Minister: Duma's Law On Privatization Illegal

The government and the State Duma continue to be at odds over who should approve the list of state enterprises to be privatized, First Deputy Property Minister Alexander Braverman said Friday.

In March, the Duma approved a special article in the 2001 budget that forbids the sale of any stake in a state enterprise — including subsidiaries and affiliated companies — with assets of more than 50 million minimal salaries, or $350 million.

Currently there are two versions of the new privatization law before the Duma, one written by lawmakers, and the other by Braverman, who called the Duma's attempts to have the final say on privatizations unconstitutional. "The Constitution has an Article 114 that vests the government of the Russian Federation with the function of managing federal property," Braverman told a breakfast meeting with the American Chamber of Commerce.

Braverman said his draft law "will significantly reduce the possibilities of lobbyists." All 450 deputies have a lot of possibilities "to lobby either the speeding up of privatization or, on the contrary, of delaying it," he said.
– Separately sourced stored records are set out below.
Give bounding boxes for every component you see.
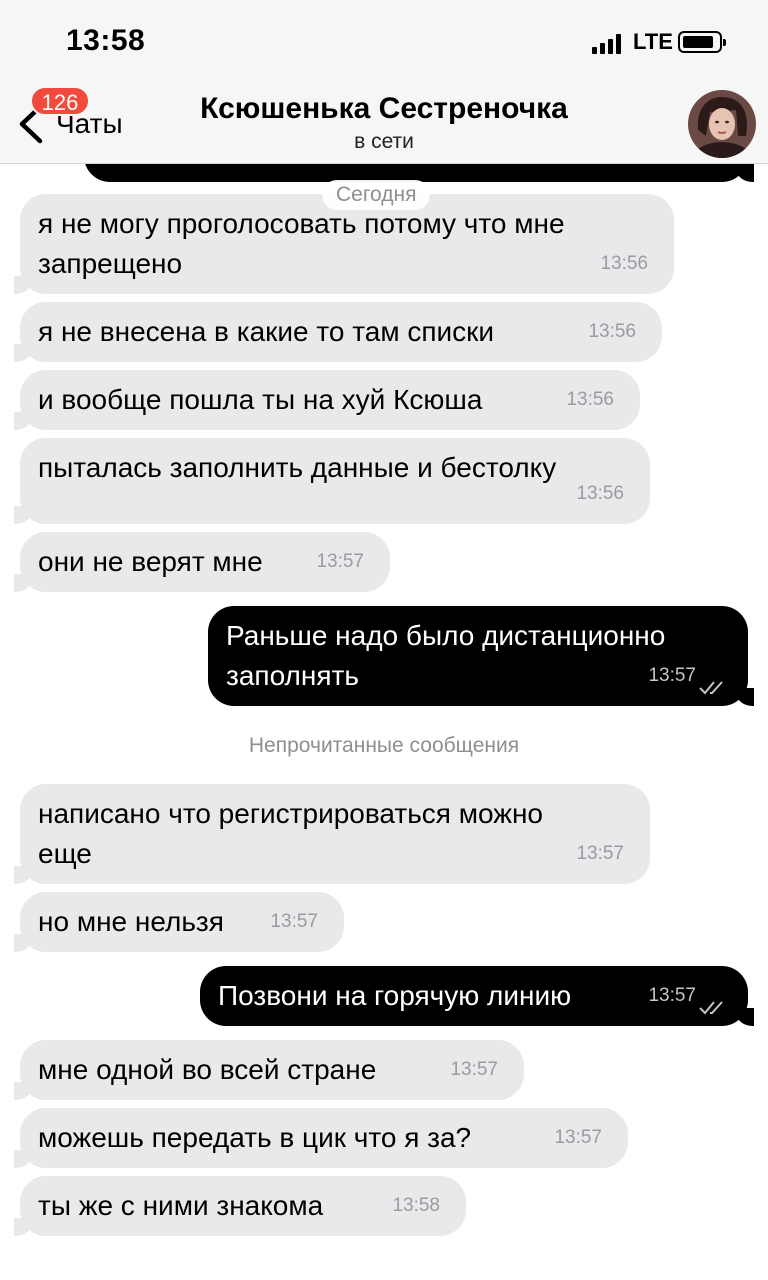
message-bubble-incoming[interactable]: написано что регистрироваться можно еще …	[14, 784, 650, 884]
message-text: еще	[38, 838, 92, 869]
message-text: ты же с ними знакома	[38, 1190, 324, 1221]
message-time: 13:57	[576, 843, 624, 864]
message-text: можешь передать в цик что я за?	[38, 1122, 472, 1153]
network-type: LTE	[633, 29, 673, 54]
message-time: 13:58	[392, 1195, 440, 1216]
message-time: 13:57	[648, 665, 696, 686]
message-bubble-incoming[interactable]: пыталась заполнить данные и бестолку 13:…	[14, 438, 650, 524]
message-text: Раньше надо было дистанционно	[226, 620, 666, 651]
message-text: запрещено	[38, 248, 183, 279]
message-bubble-incoming[interactable]: мне одной во всей стране 13:57	[14, 1040, 524, 1100]
message-time: 13:56	[566, 389, 614, 410]
message-time: 13:57	[554, 1127, 602, 1148]
message-bubble-outgoing[interactable]: Раньше надо было дистанционно заполнять …	[208, 606, 754, 706]
message-text: я не могу проголосовать потому что мне	[38, 208, 565, 239]
signal-icon	[592, 34, 624, 54]
status-bar: 13:58 LTE	[0, 0, 768, 82]
message-bubble-incoming[interactable]: и вообще пошла ты на хуй Ксюша 13:56	[14, 370, 640, 430]
double-check-icon	[699, 1001, 723, 1015]
battery-icon	[678, 31, 726, 53]
message-bubble-incoming[interactable]: но мне нельзя 13:57	[14, 892, 344, 952]
message-time: 13:56	[576, 483, 624, 504]
message-bubble-incoming[interactable]: ты же с ними знакома 13:58	[14, 1176, 466, 1236]
message-text: я не внесена в какие то там списки	[38, 316, 495, 347]
message-list[interactable]: Сегодня я не могу проголосовать потому ч…	[0, 164, 768, 1280]
message-bubble-outgoing[interactable]: Позвони на горячую линию 13:57	[200, 966, 754, 1026]
online-status: в сети	[354, 130, 414, 153]
status-time: 13:58	[66, 24, 146, 57]
message-text: написано что регистрироваться можно	[38, 798, 543, 829]
avatar[interactable]	[688, 90, 756, 158]
back-button[interactable]: Чаты 126	[8, 82, 148, 164]
unread-messages-divider: Непрочитанные сообщения	[248, 734, 520, 757]
message-text: мне одной во всей стране	[38, 1054, 377, 1085]
message-time: 13:57	[270, 911, 318, 932]
unread-count-badge: 126	[30, 86, 90, 116]
message-time: 13:57	[648, 985, 696, 1006]
double-check-icon	[699, 681, 723, 695]
message-time: 13:56	[588, 321, 636, 342]
message-bubble-incoming[interactable]: они не верят мне 13:57	[14, 532, 390, 592]
message-bubble-incoming[interactable]: я не внесена в какие то там списки 13:56	[14, 302, 662, 362]
message-bubble-incoming[interactable]: можешь передать в цик что я за? 13:57	[14, 1108, 628, 1168]
message-time: 13:56	[600, 253, 648, 274]
chat-title[interactable]: Ксюшенька Сестреночка	[150, 92, 618, 126]
message-text: пыталась заполнить данные и бестолку	[38, 452, 557, 483]
date-divider: Сегодня	[322, 180, 431, 210]
message-time: 13:57	[450, 1059, 498, 1080]
message-text: и вообще пошла ты на хуй Ксюша	[38, 384, 483, 415]
chat-header: Чаты 126 Ксюшенька Сестреночка в сети	[0, 82, 768, 164]
message-time: 13:57	[316, 551, 364, 572]
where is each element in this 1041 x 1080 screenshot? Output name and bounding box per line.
"There are many deputies insisting that the Duma approves the list," Duma Deputy Grigory Tomchin, author of the Braverman alternative, said in a telephone interview Friday. "Among them are Communists, Fatherland-All Russia deputies and the Agrarians," said Tomchin, the deputy head of Duma property committee and a Union of Right Forces member.

Tomchin said he and Braverman agree that there is a strong temptation to want to participate in the lucrative privatization process.

Braverman said the Duma "can always control the privatization process through the law, the Audit Chamber and special committees."

Prime Minister Mikhail Kasyanov last week signed off on a list of state companies the Cabinet wants privatized in the first half of this year and fall below the threshold needed for Duma approval.

Included in that list is a 50 percent minus one stake in insurer Rosgosstrakh, for which Braverman said the government was counting on foreign strategic investors. "When we prepare Rosgosstrakh for the sale, we certainly mean the participation of foreign investors," Braverman said.

Rosgosstrakh has 78 subsidiaries, 2,354 affiliates and more than 65,000 employees, Braverman told AmCham.

Before the stake is sold, Braverman said Rosgosstrakh's accounts would be released under international accounting standards.

The government may be disappointed, however. Analysts polled Friday said foreign investors just aren't interested.

"[Russia has] a bad investment environment, a very low stock market and the problem is that no foreign companies want to buy Russian companies at the moment," said Roland Nash, chief economist at Renaissance Capital.